We sympathize with Praskovya Fedorovna, but still, it's pretty hard to like her. Before Ivan becomes ill, it's already clear that she's just as superficial as he is. Her primary interests are buying things for the house and paying visits to "good" people. In fact, the relentless pursuit of better furniture and better friends is the only thing over which she and her husband can connect. It's what creates a state of truce when they first move to St. Petersburg.
Then, something goes wrong, and this time it's with Ivan. He becomes sick, moody, and demanding. This time around Praskovya Fedorovna treats him no better than he treated her. She doesn't interrupt her shopping or her visits to spend any additional time with her husband, and instead of feeling sorry for him as his pain gets worse, she blames everything on him:
Praskovya Fedorovna's attitude to Ivan Ilych's illness, as she expressed it both to others and to him, was that it was his own fault and was another of the annoyances he caused her. Ivan Ilych felt that this opinion escaped her involuntarily – but that did not make it easier for him. (4.22)
Ivan goes through one treatment after another and his condition worsens. But Praskovya Fedorovna doesn't change her routine or her attitude; exciting things are happening, after all, like Lisa and Fedor Petrovich's courtship. Praskovya also apparently refuses to acknowledge – to Ivan or to herself – that Ivan is actually dying. That makes it easier to treat him as just an annoyance and continue her life as usual.
We have a lot of reason to think that Praskovya Fedorovna's relationship to Ivan is one of spite and hatred. Are there any signs that it isn't? That all depends on how you read Praskovya's "expressions of pity" for her husband – all those kisses or "exceptionally kind looks" she gives him. Take a look at this:
"Where are you going, Jean?" asked his wife with a specially sad and exceptionally kind look.
This exceptionally kind look irritated him. He looked morosely at her. (5.10-11)
This happens right after Praskovya Fedorovna's brother tells her that Ivan is a "dead man," which seems to shock her. Given that she deliberately gives Ivan the exceptionally kind look, it's hard to believe that at this point she doesn't acknowledge that Ivan is dying. Is the look purely put on, or is there some genuine feeling in it?

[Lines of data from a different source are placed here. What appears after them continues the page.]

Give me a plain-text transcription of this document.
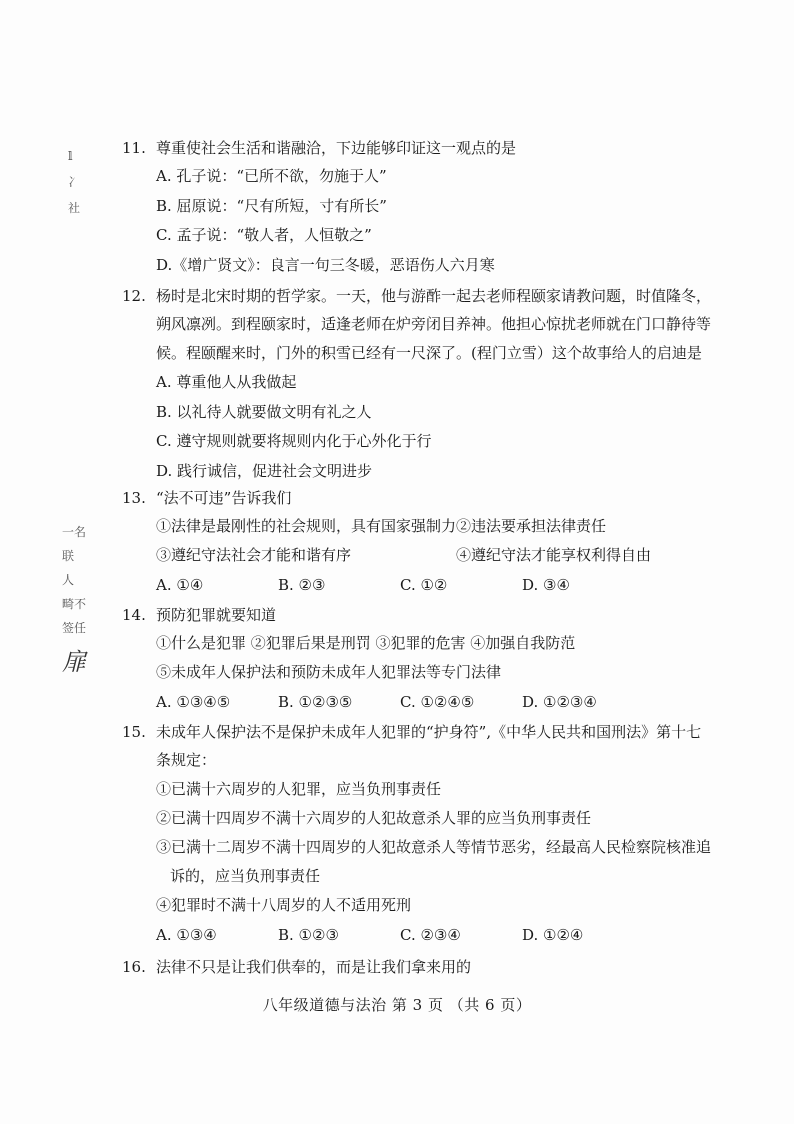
𝕝
冫
社
一名
联
人
畸不
签任
扉
11. 尊重使社会生活和谐融洽，下边能够印证这一观点的是
A. 孔子说：“已所不欲，勿施于人”
B. 屈原说：“尺有所短，寸有所长”
C. 孟子说：“敬人者，人恒敬之”
D.《增广贤文》：良言一句三冬暖，恶语伤人六月寒
12. 杨时是北宋时期的哲学家。一天，他与游酢一起去老师程颐家请教问题，时值隆冬，
朔风凛冽。到程颐家时，适逢老师在炉旁闭目养神。他担心惊扰老师就在门口静待等
候。程颐醒来时，门外的积雪已经有一尺深了。(程门立雪）这个故事给人的启迪是
A. 尊重他人从我做起
B. 以礼待人就要做文明有礼之人
C. 遵守规则就要将规则内化于心外化于行
D. 践行诚信，促进社会文明进步
13. “法不可违”告诉我们
①法律是最刚性的社会规则，具有国家强制力 ②违法要承担法律责任
③遵纪守法社会才能和谐有序	④遵纪守法才能享权利得自由
A. ①④	B. ②③	C. ①②	D. ③④
14. 预防犯罪就要知道
①什么是犯罪 ②犯罪后果是刑罚 ③犯罪的危害 ④加强自我防范
⑤未成年人保护法和预防未成年人犯罪法等专门法律
A. ①③④⑤	B. ①②③⑤	C. ①②④⑤	D. ①②③④
15. 未成年人保护法不是保护未成年人犯罪的“护身符”,《中华人民共和国刑法》第十七
条规定：
①已满十六周岁的人犯罪，应当负刑事责任
②已满十四周岁不满十六周岁的人犯故意杀人罪的应当负刑事责任
③已满十二周岁不满十四周岁的人犯故意杀人等情节恶劣，经最高人民检察院核准追
诉的，应当负刑事责任
④犯罪时不满十八周岁的人不适用死刑
A. ①③④	B. ①②③	C. ②③④	D. ①②④
16. 法律不只是让我们供奉的，而是让我们拿来用的
八年级道德与法治 第 3 页 （共 6 页）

It's hard to believe that Praskovya Fedorovna feels any strong sense of pity for her husband, given all the spite she feels toward him. She also never makes a significant change in her own lifestyle to spend more time with him. But still, after that look there are a number of kisses and attempts to comfort Ivan that could be interpreted as expressions of sympathy. How do you view these moments? What's true of all of these potential attempts is that they backfire; they feel false to Ivan and only make him hate his wife more:
While she was kissing him he hated her from the bottom of his soul and with difficulty refrained from pushing her away. (5.32)
Ivan certainly thinks this is just another instance of Praskovya Fedorovna being false. But is he right? And would Praskovya Fedorovna have been more sympathetic if Ivan had let her, instead of recoiling every time she made a gesture? What do you think?